To Ask for Help or Complain
If you have questions, want more information, or want to report
a problem about the handling of your protected health information, you
may contact:
Rhonda Hauff, Primary Care Administrator (Privacy Official) (509)454-4143
If you believe your privacy rights have been violated, you may discuss
your concerns with any staff member. You may also deliver a written complaint
to Rhonda Hauff, Primary Care Administrator at our clinic. You may also
file a complaint with the U.S. Secretary of Health and Human Services.
We respect your right to file a complaint with us or with the U.S. Secretary
of Health and Human Services. If you complain, we will not retaliate against
you.
Other Disclosures and Uses of Protected Health Information
Notification of Family and Others
* Unless you object, we may release health information verbally
about you to a friend or family member who we believe is involved
in your medical care. We may also give information to someone who helps
pay for your care. We may tell your family or friends
your condition and that you are in a hospital.
In addition, we may disclose health information about you
to assist in disaster relief efforts.
We may use and disclose your protected health information
without your authorization as follows:
* With medical researchers - if the research has been
approved and has policies to protect the privacy of your health information.

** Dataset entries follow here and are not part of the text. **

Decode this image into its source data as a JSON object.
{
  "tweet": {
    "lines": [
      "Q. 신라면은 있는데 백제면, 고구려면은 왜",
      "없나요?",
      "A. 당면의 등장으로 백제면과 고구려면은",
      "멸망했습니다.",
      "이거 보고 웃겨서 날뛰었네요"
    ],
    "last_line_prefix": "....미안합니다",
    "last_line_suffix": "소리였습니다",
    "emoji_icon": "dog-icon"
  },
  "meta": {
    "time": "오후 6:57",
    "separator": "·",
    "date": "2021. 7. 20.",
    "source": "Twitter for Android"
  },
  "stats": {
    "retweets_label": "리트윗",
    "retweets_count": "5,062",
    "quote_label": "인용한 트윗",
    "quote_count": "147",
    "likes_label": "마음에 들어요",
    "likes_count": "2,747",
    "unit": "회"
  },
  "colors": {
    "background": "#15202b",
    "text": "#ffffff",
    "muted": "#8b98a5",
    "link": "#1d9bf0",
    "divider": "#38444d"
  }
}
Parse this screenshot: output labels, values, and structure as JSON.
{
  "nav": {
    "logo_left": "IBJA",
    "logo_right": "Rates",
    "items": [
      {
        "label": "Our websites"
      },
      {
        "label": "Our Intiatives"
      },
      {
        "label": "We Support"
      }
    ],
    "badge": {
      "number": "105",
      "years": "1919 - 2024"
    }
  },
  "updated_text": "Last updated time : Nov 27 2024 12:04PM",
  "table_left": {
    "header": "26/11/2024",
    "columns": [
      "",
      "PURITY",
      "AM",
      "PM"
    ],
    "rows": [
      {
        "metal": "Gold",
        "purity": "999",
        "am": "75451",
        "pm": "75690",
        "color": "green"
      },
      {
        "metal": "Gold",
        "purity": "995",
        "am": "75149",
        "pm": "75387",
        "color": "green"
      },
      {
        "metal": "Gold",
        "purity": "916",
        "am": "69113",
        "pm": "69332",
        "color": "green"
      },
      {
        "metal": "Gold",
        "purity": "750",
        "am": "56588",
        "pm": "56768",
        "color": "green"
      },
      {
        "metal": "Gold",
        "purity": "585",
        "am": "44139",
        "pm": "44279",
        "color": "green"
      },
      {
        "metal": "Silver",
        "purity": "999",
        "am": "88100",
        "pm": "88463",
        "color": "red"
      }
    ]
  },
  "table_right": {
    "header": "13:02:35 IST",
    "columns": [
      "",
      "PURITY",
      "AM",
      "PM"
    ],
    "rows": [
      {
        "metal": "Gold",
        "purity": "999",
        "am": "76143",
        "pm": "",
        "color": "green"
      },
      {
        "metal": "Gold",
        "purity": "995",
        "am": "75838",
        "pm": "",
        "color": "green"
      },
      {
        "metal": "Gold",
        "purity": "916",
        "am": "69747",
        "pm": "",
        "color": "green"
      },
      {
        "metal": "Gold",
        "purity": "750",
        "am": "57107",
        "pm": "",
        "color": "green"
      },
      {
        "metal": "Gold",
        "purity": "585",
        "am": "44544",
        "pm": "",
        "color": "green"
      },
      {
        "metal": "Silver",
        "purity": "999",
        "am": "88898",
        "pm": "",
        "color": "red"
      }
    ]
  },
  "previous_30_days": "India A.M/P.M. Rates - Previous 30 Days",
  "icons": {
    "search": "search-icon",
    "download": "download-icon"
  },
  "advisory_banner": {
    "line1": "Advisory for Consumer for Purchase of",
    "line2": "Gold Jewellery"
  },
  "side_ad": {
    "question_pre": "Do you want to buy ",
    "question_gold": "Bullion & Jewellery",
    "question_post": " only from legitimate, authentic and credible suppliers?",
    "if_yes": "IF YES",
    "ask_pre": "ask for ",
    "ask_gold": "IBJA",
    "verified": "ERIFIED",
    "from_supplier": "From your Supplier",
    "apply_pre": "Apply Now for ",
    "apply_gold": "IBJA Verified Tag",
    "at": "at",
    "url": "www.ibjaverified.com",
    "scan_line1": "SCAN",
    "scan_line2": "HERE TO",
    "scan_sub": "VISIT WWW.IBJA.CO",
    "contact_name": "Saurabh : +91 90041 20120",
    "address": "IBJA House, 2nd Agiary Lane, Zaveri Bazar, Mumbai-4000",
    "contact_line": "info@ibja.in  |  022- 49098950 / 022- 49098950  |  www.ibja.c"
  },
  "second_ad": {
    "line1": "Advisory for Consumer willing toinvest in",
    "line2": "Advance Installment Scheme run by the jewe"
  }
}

We may also share information with medical researchers preparing to conduct
a research project.
* To Funeral Directors/Coroners consistent with applicable
law to allow them to carry
out their duties.
* To Organ Procurement Organizations (tissue donation
and transplant) or persons who obtain, store, or transplant organs.
* To the Food and Drug Administration (FDA) relating
to problems with food, supplements, and products.
* To comply with workers' compensation laws --if you
make a workers' compensation claim.
* For Public Health and Safety purposes as allowed or required
by law:
o to prevent or reduce a serious, immediate threat to the
health or safety of a person or the public.
o to public health or legal authorities o to protect public
health and safety
o to prevent or control disease, injury, or disability
o to report vital statistics such as births or deaths.
* To report suspected Abuse or Neglect to public authorities.
* To Correctional Institutions if you are in jail
or prison, as necessary for your health and the health and safety of others.
* For Law Enforcement purposes such as when we
receive a subpoena, court order, or other legal process, or you are the
victim of a crime.
* For Health and Safety oversight activities. For example,
we may share health information with the Department of Health.
* For Disaster Relief Purposes. For example, we
may share health information with disaster relief agencies to assist in
notification of your condition to family or others.
* For Work-Related Conditions That Could Affect Employee
Health. For example, an employer may ask us to assess health
risks on a job site.
* To the Military Authorities of U.S. and Foreign Military
Personnel. For example, the law may require us to provide information
necessary to a military mission.
* In the Course of Judicial/Administrative Proceedings at
your request, or as directed by a subpoena or court order.
* For Specialized Government Functions. For example,
we may share information for national security purposes.
Other
Uses and Disclosures of Protected Health Information
* Uses and disclosures not in this Notice will be made only
as allowed or required by law or with your written authorization.
Web Site
* We have a Web site that provides information about us.